So how much should I weigh?
• We are all made up of over 50% water so many weight changes especially big swings up or down are likely to be water not fat.
• It takes a fluctuation of a minimum of 3000kcal for weight to change up or down by 0.5kg.
• The typical daily intake for a female dancer is approximately 2000kcal and 2650kcal for a male dancer.
• Men of the same weight and height need to eat more than women.
• Body Mass Index is a ratio that is used to help decide whether an individual’s weight falls within a healthy range or not.
• BMI is not a measure of fat content; higher BMI than expected may be due to a higher muscle, rather than fat, content.
• Remember: it is necessary for women to have a higher body fat ratio than men.
• Being too light/thin is unhealthy and results in health problems.
• In general, the shorter and lighter you are at your natural healthy weight, the less fuel you need.
• This doesn’t mean you can never eat chocolate, crisps or ice-cream but they need to be kept as an extra once the protein, low fat carbohydrates, vegetable and fruit have been included.
• Food eaten later in the day is no more ‘fattening’ than at other times despite popular myth.
– Challis, J, 2004. If I have to weigh THAT much I’ll have to change career…, Dance UK News, Issue 52.
Keeping Your Bones Healthy
• A balanced diet provides all the vitamins and minerals required to develop and maintain strong bones.

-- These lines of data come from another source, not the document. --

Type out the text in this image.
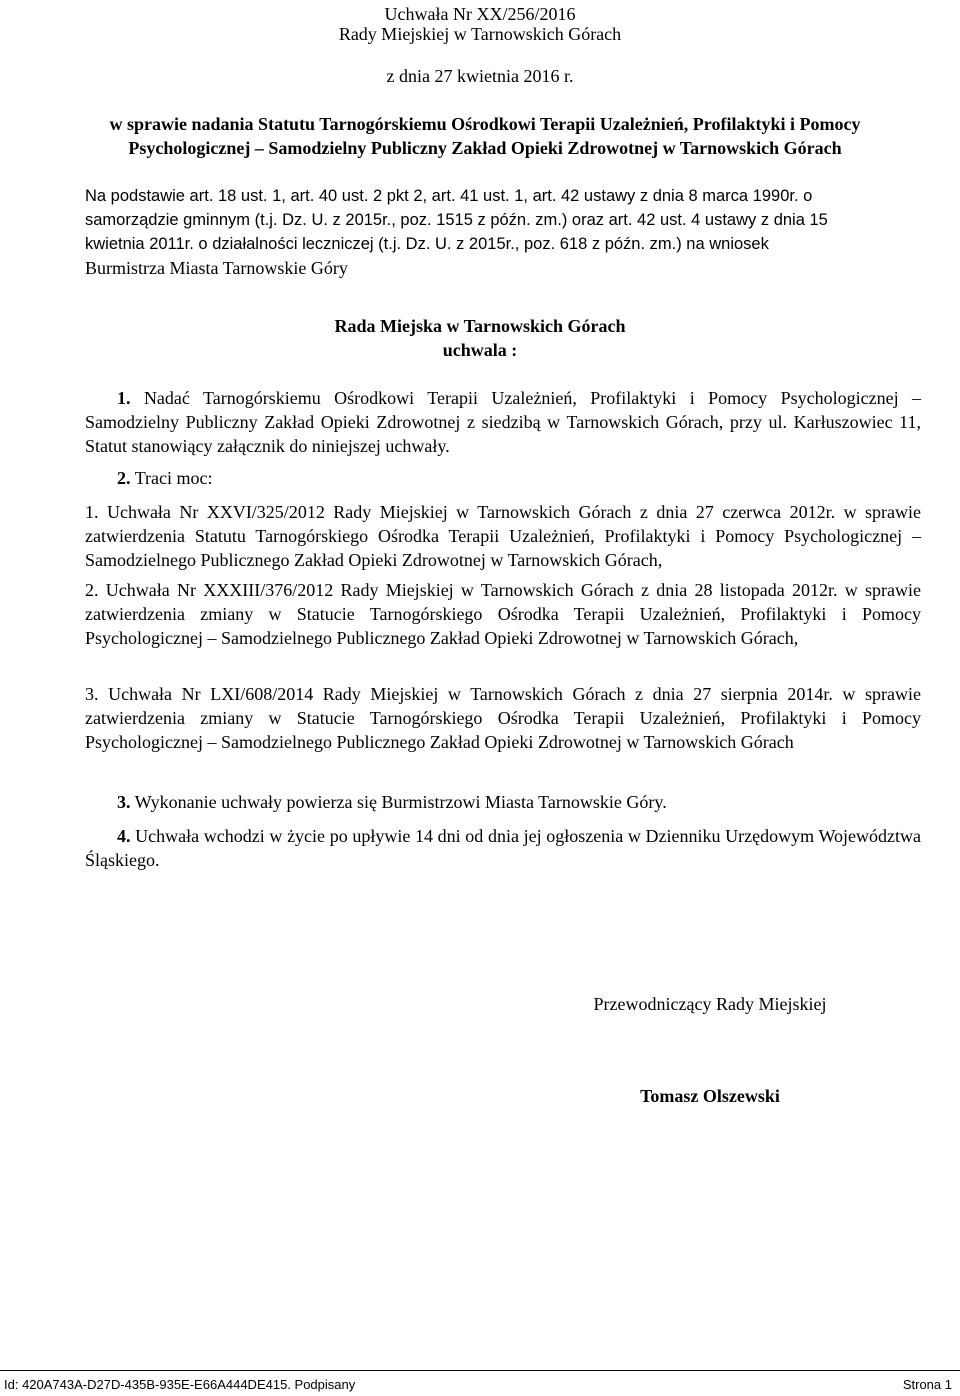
Uchwała Nr XX/256/2016
Rady Miejskiej w Tarnowskich Górach
z dnia 27 kwietnia 2016 r.
w sprawie nadania Statutu Tarnogórskiemu Ośrodkowi Terapii Uzależnień, Profilaktyki i Pomocy Psychologicznej – Samodzielny Publiczny Zakład Opieki Zdrowotnej w Tarnowskich Górach
Na podstawie art. 18 ust. 1, art. 40 ust. 2 pkt 2, art. 41 ust. 1, art. 42 ustawy z dnia 8 marca 1990r. o samorządzie gminnym (t.j. Dz. U. z 2015r., poz. 1515 z późn. zm.) oraz art. 42 ust. 4 ustawy z dnia 15 kwietnia 2011r. o działalności leczniczej (t.j. Dz. U. z 2015r., poz. 618 z późn. zm.) na wniosek
Burmistrza Miasta Tarnowskie Góry
Rada Miejska w Tarnowskich Górach
uchwala :
1. Nadać Tarnogórskiemu Ośrodkowi Terapii Uzależnień, Profilaktyki i Pomocy Psychologicznej – Samodzielny Publiczny Zakład Opieki Zdrowotnej z siedzibą w Tarnowskich Górach, przy ul. Karłuszowiec 11, Statut stanowiący załącznik do niniejszej uchwały.
2. Traci moc:
1. Uchwała Nr XXVI/325/2012 Rady Miejskiej w Tarnowskich Górach z dnia 27 czerwca 2012r. w sprawie zatwierdzenia Statutu Tarnogórskiego Ośrodka Terapii Uzależnień, Profilaktyki i Pomocy Psychologicznej – Samodzielnego Publicznego Zakład Opieki Zdrowotnej w Tarnowskich Górach,
2. Uchwała Nr XXXIII/376/2012 Rady Miejskiej w Tarnowskich Górach z dnia 28 listopada 2012r. w sprawie zatwierdzenia zmiany w Statucie Tarnogórskiego Ośrodka Terapii Uzależnień, Profilaktyki i Pomocy Psychologicznej – Samodzielnego Publicznego Zakład Opieki Zdrowotnej w Tarnowskich Górach,
3. Uchwała Nr LXI/608/2014 Rady Miejskiej w Tarnowskich Górach z dnia 27 sierpnia 2014r. w sprawie zatwierdzenia zmiany w Statucie Tarnogórskiego Ośrodka Terapii Uzależnień, Profilaktyki i Pomocy Psychologicznej – Samodzielnego Publicznego Zakład Opieki Zdrowotnej w Tarnowskich Górach
3. Wykonanie uchwały powierza się Burmistrzowi Miasta Tarnowskie Góry.
4. Uchwała wchodzi w życie po upływie 14 dni od dnia jej ogłoszenia w Dzienniku Urzędowym Województwa Śląskiego.
Przewodniczący Rady Miejskiej
Tomasz Olszewski
Id: 420A743A-D27D-435B-935E-E66A444DE415. Podpisany	Strona 1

• Regular intake of calcium and vitamin D are essential to bone health. The recommended daily intake (RDI) for calcium in adults is 700mg. No RDI for vitamin D is set for healthy young adults in the UK. Most of the requirement for vitamin D is obtained by the action of the sunlight on the skin during the summer months.
• The bones in our skeleton are made of a thick outer shell and a strong inner honeycomb mesh of tiny struts of bone.
• Osteoporosis means some of these struts become thin, which makes bone more fragile and prone to break after a minor bump or fall.
• Bones stop growing in length between the ages of 16 and 18, but bone density continues to increase slowly until a person is in their mid 20s.
• During childhood, adolescence and early adulthood, when the skeleton is growing, it is vitally important to maximise bone strength to put the skeleton in a better position to hold out against the natural bone loss that occurs later in life.
• After the age of 35, bone loss increases very gradually as part of the natural ageing process.
• During the menopause (and during the absence of menstruation) the ovaries produce lower levels of the female hormone
oestrogen which is essential for bone health. After menopause the rate of bone loss that starts in the 30s accelerates, increasing the risk of osteoporosis.
• Smokers have a significantly increased risk of having a fracture.
• Physical activity can delay the progression of osteoporosis by slowing the rate at which bone mineral density is reduced from the late 20’s onwards.
• Professional tennis players may have more than 25% higher bone density in their serving arm compared to their non-serving arm demonstrating that the effect of physical exercise on bones is both site and force specific.
– National Osteoporosis Society website. 2009. Osteoporosis Facts and Figures V1.1 (PDF Download) [Online] (Last revised 7 February 2006) Available at: http://www.nos.org.uk/NetCommunity/admin/Document.Doc?id=47
[Accessed 2 October 2009].
– Thomas, B & Bishop, J eds., 2007. Manual of Dietetic Practice, 4th Ed. Oxford: Blackwell.